Kontent.ai experienced a critical incident on February 19, 2024 affecting Application and Management REST API, lasting 7d 17h. The incident has been resolved; the full update timeline is below.
Affected components
Update timeline
- investigating Feb 19, 2024, 04:55 PM UTC
Several users have reported an inability to log in or access Kontent.ai. Currently we believe the issue is isolated to projects located in the US data center and our development team is actively investigating. Thank you for your patience while we work to resolve this issue.
- monitoring Feb 19, 2024, 05:19 PM UTC
Our service should now be back online after about 40 minutes of downtime. Delivery API functionality was not affected. We are still investigating the initial cause of the outage.
- identified Feb 19, 2024, 05:20 PM UTC
Our service should now be back online after about 40 minutes of downtime. Delivery API functionality was not affected. We are still investigating the initial cause of the outage.
- identified Feb 19, 2024, 05:41 PM UTC
Some users are still unable to access Kontent.ai, our team is continuing to investigate and work towards a solution. Thank you for your patience.
- identified Feb 19, 2024, 05:56 PM UTC
Some users are still unable to access Kontent.ai, and some number of Management API requests are also failing as a result of this issue. Our team is continuing to investigate and work towards a solution. Thank you for your patience.
- identified Feb 19, 2024, 08:27 PM UTC
Content Production (both via user interface and MAPI) performance for projects in the US data center is still severely degraded. Some number of requests fail, but most are eventually successful after some delay. We believe the issue is due to abnormally high memory usage, and we are continuing to investigate the cause. Thank you for your patience while we continue working toward a solution.
- identified Feb 20, 2024, 01:05 AM UTC
Our developers have identified recent infrastructure changes, leading to increased resource consumption, as the probable cause. We are working to mitigate this issue.
- identified Feb 20, 2024, 11:07 AM UTC
We are now rolling back changes we made for US datacenter that caused this issue. Hopefully, this should be fixed soon and we'll keep you updated.

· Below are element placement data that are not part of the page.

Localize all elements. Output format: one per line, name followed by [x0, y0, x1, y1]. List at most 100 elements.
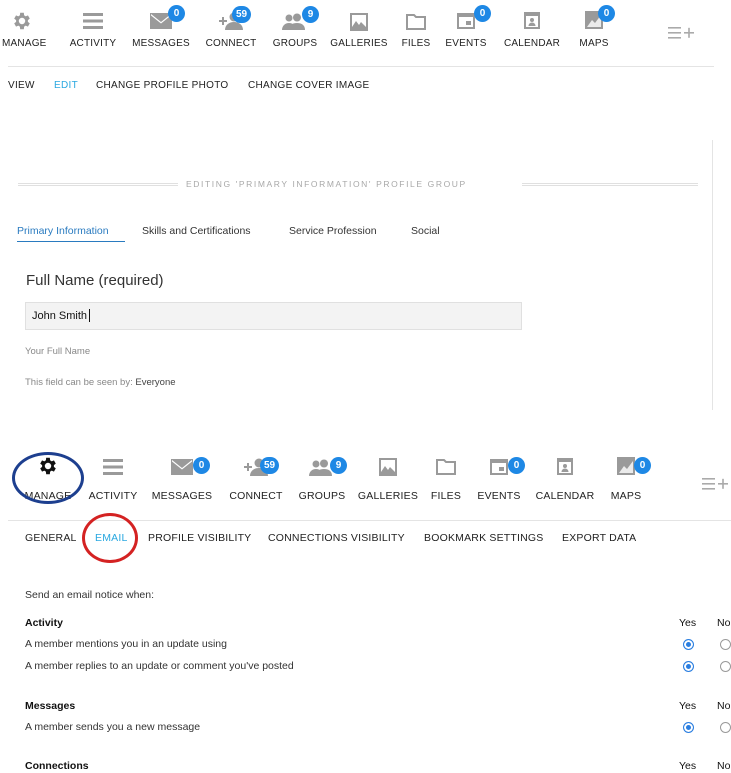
nav-groups[interactable]: 9 GROUPS [268, 0, 322, 60]
maps-badge: 0 [634, 457, 651, 474]
yes-column-header: Yes [679, 760, 697, 772]
calendar-icon [524, 12, 540, 29]
nav-label: MAPS [610, 490, 642, 502]
nav-manage[interactable]: MANAGE [22, 443, 74, 503]
activity-list-icon [103, 459, 123, 475]
maps-badge: 0 [598, 5, 615, 22]
gear-icon [40, 457, 56, 475]
groups-badge: 9 [330, 457, 347, 474]
events-badge: 0 [474, 5, 491, 22]
galleries-icon [379, 458, 397, 476]
radio-yes[interactable] [683, 639, 694, 650]
events-badge: 0 [508, 457, 525, 474]
nav-messages[interactable]: 0 MESSAGES [150, 443, 214, 503]
nav-connect[interactable]: 59 CONNECT [200, 0, 262, 60]
active-tab-underline [17, 241, 125, 242]
tab-service-profession[interactable]: Service Profession [289, 225, 377, 237]
tab-skills-certifications[interactable]: Skills and Certifications [142, 225, 251, 237]
nav-messages[interactable]: 0 MESSAGES [130, 0, 192, 60]
full-name-input[interactable] [25, 302, 522, 330]
nav-galleries[interactable]: GALLERIES [328, 0, 390, 60]
no-column-header: No [717, 700, 731, 712]
group-heading-connections: Connections [25, 760, 89, 772]
nav-files[interactable]: FILES [426, 443, 466, 503]
events-icon [490, 459, 508, 475]
nav-label: ACTIVITY [88, 490, 138, 502]
nav-manage[interactable]: MANAGE [2, 0, 47, 60]
maps-icon [617, 457, 635, 475]
tab-bookmark-settings[interactable]: BOOKMARK SETTINGS [424, 532, 544, 544]
radio-yes[interactable] [683, 722, 694, 733]
radio-no[interactable] [720, 722, 731, 733]
nav-events[interactable]: 0 EVENTS [474, 443, 525, 503]
setting-row-label: A member replies to an update or comment… [25, 660, 294, 672]
group-heading-activity: Activity [25, 617, 63, 629]
settings-subnav: GENERAL EMAIL PROFILE VISIBILITY CONNECT… [0, 532, 731, 548]
groups-badge: 9 [302, 6, 319, 23]
content-border [712, 140, 713, 410]
email-intro: Send an email notice when: [25, 589, 154, 601]
nav-maps[interactable]: 0 MAPS [604, 443, 651, 503]
yes-column-header: Yes [679, 700, 697, 712]
nav-galleries[interactable]: GALLERIES [356, 443, 420, 503]
setting-row-label: A member sends you a new message [25, 721, 201, 733]
message-icon [171, 459, 193, 475]
nav-label: GALLERIES [330, 38, 388, 49]
tab-view[interactable]: VIEW [8, 80, 35, 91]
nav-label: MANAGE [2, 38, 47, 49]
radio-no[interactable] [720, 639, 731, 650]
nav-label: MESSAGES [151, 490, 213, 502]
nav-label: CONNECT [229, 490, 283, 502]
nav-calendar[interactable]: CALENDAR [532, 443, 598, 503]
tab-primary-information[interactable]: Primary Information [17, 225, 109, 237]
nav-label: FILES [401, 38, 431, 49]
full-name-label: Full Name (required) [26, 272, 164, 289]
activity-list-icon [83, 13, 103, 29]
profile-group-title: EDITING 'PRIMARY INFORMATION' PROFILE GR… [186, 179, 467, 189]
nav-activity[interactable]: ACTIVITY [66, 0, 120, 60]
visibility-prefix: This field can be seen by: [25, 377, 136, 388]
connect-badge: 59 [232, 6, 252, 23]
nav-calendar[interactable]: CALENDAR [500, 0, 564, 60]
email-settings-screenshot: MANAGE ACTIVITY 0 MESSAGES 59 CONNECT 9 … [0, 443, 731, 773]
nav-label: GROUPS [272, 38, 318, 49]
nav-label: EVENTS [477, 490, 521, 502]
tab-profile-visibility[interactable]: PROFILE VISIBILITY [148, 532, 251, 544]
group-heading-messages: Messages [25, 700, 76, 712]
nav-label: GALLERIES [357, 490, 419, 502]
radio-no[interactable] [720, 661, 731, 672]
visibility-value[interactable]: Everyone [135, 377, 175, 388]
nav-maps[interactable]: 0 MAPS [572, 0, 616, 60]
nav-activity[interactable]: ACTIVITY [88, 443, 138, 503]
nav-connect[interactable]: 59 CONNECT [226, 443, 286, 503]
nav-events[interactable]: 0 EVENTS [442, 0, 491, 60]
messages-badge: 0 [193, 457, 210, 474]
gear-icon [14, 12, 30, 30]
no-column-header: No [717, 617, 731, 629]
setting-row-label: A member mentions you in an update using [25, 638, 227, 650]
nav-label: CONNECT [205, 38, 257, 49]
profile-group-tabs: Primary Information Skills and Certifica… [0, 225, 731, 245]
main-nav-bottom: MANAGE ACTIVITY 0 MESSAGES 59 CONNECT 9 … [0, 443, 731, 503]
tab-change-profile-photo[interactable]: CHANGE PROFILE PHOTO [96, 80, 229, 91]
calendar-icon [557, 458, 573, 475]
yes-column-header: Yes [679, 617, 697, 629]
main-nav-top: MANAGE ACTIVITY 0 MESSAGES 59 CONNECT 9 … [0, 0, 731, 60]
tab-social[interactable]: Social [411, 225, 440, 237]
tab-change-cover-image[interactable]: CHANGE COVER IMAGE [248, 80, 370, 91]
nav-label: MANAGE [24, 490, 72, 502]
nav-label: MESSAGES [132, 38, 190, 49]
connect-badge: 59 [260, 457, 280, 474]
tab-email[interactable]: EMAIL [95, 532, 128, 544]
nav-groups[interactable]: 9 GROUPS [296, 443, 348, 503]
tab-export-data[interactable]: EXPORT DATA [562, 532, 636, 544]
menu-plus-icon[interactable] [668, 26, 694, 40]
menu-plus-icon[interactable] [702, 477, 728, 491]
radio-yes[interactable] [683, 661, 694, 672]
tab-general[interactable]: GENERAL [25, 532, 77, 544]
nav-label: CALENDAR [535, 490, 595, 502]
nav-files[interactable]: FILES [396, 0, 436, 60]
tab-connections-visibility[interactable]: CONNECTIONS VISIBILITY [268, 532, 405, 544]
tab-edit[interactable]: EDIT [54, 80, 78, 91]
nav-label: GROUPS [298, 490, 346, 502]
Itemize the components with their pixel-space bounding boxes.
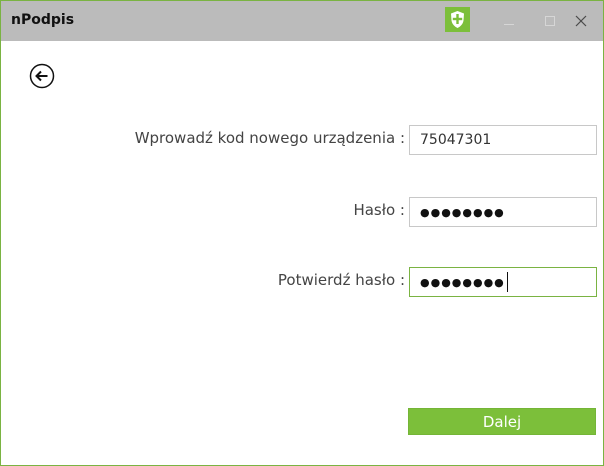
device-code-value: 75047301 [420, 132, 492, 148]
confirm-password-label: Potwierdź hasło : [277, 271, 405, 289]
confirm-password-input[interactable]: ●●●●●●●● [409, 267, 597, 297]
back-button[interactable] [29, 63, 55, 89]
password-value: ●●●●●●●● [420, 205, 505, 219]
close-button[interactable] [566, 7, 596, 35]
close-icon [575, 15, 587, 27]
password-input[interactable]: ●●●●●●●● [409, 197, 597, 227]
arrow-left-icon [29, 63, 55, 89]
text-caret [506, 272, 508, 292]
maximize-icon [545, 16, 555, 26]
maximize-button[interactable] [535, 7, 565, 35]
next-button[interactable]: Dalej [408, 408, 596, 435]
title-bar: nPodpis [1, 1, 603, 41]
device-code-input[interactable]: 75047301 [409, 125, 597, 155]
app-window: nPodpis Wprowadź kod nowego urządzenia:… [0, 0, 604, 466]
shield-icon [445, 7, 470, 32]
minimize-button[interactable] [494, 7, 524, 35]
device-code-label: Wprowadź kod nowego urządzenia : [134, 129, 405, 147]
app-title: nPodpis [11, 12, 75, 28]
confirm-password-value: ●●●●●●●● [420, 275, 505, 289]
password-label: Hasło : [353, 201, 405, 219]
minimize-icon [504, 23, 514, 25]
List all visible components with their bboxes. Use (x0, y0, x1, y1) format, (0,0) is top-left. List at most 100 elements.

- identified Feb 20, 2024, 01:18 PM UTC
We have applied a fix for the US data center, and projects are continuously returning to normal. It should take a maximum of a few hours to get everything sorted. If you still encounter any issues with your US projects, please let us know.
- monitoring Feb 20, 2024, 01:55 PM UTC
The fixing process has been finished and all projects in the US data center now seem to be fully operational.
- resolved Feb 27, 2024, 10:35 AM UTC
After a 7-day monitoring period, no issues were detected with the implemented solution. The performance challenges experienced in our US data center were caused by a bug within Microsoft's Azure Cosmos DB SDK, which is currently a top priority for resolution on their side. Kontent.ai has successfully applied a workaround guaranteeing complete functionality until Microsoft addresses the underlying issue.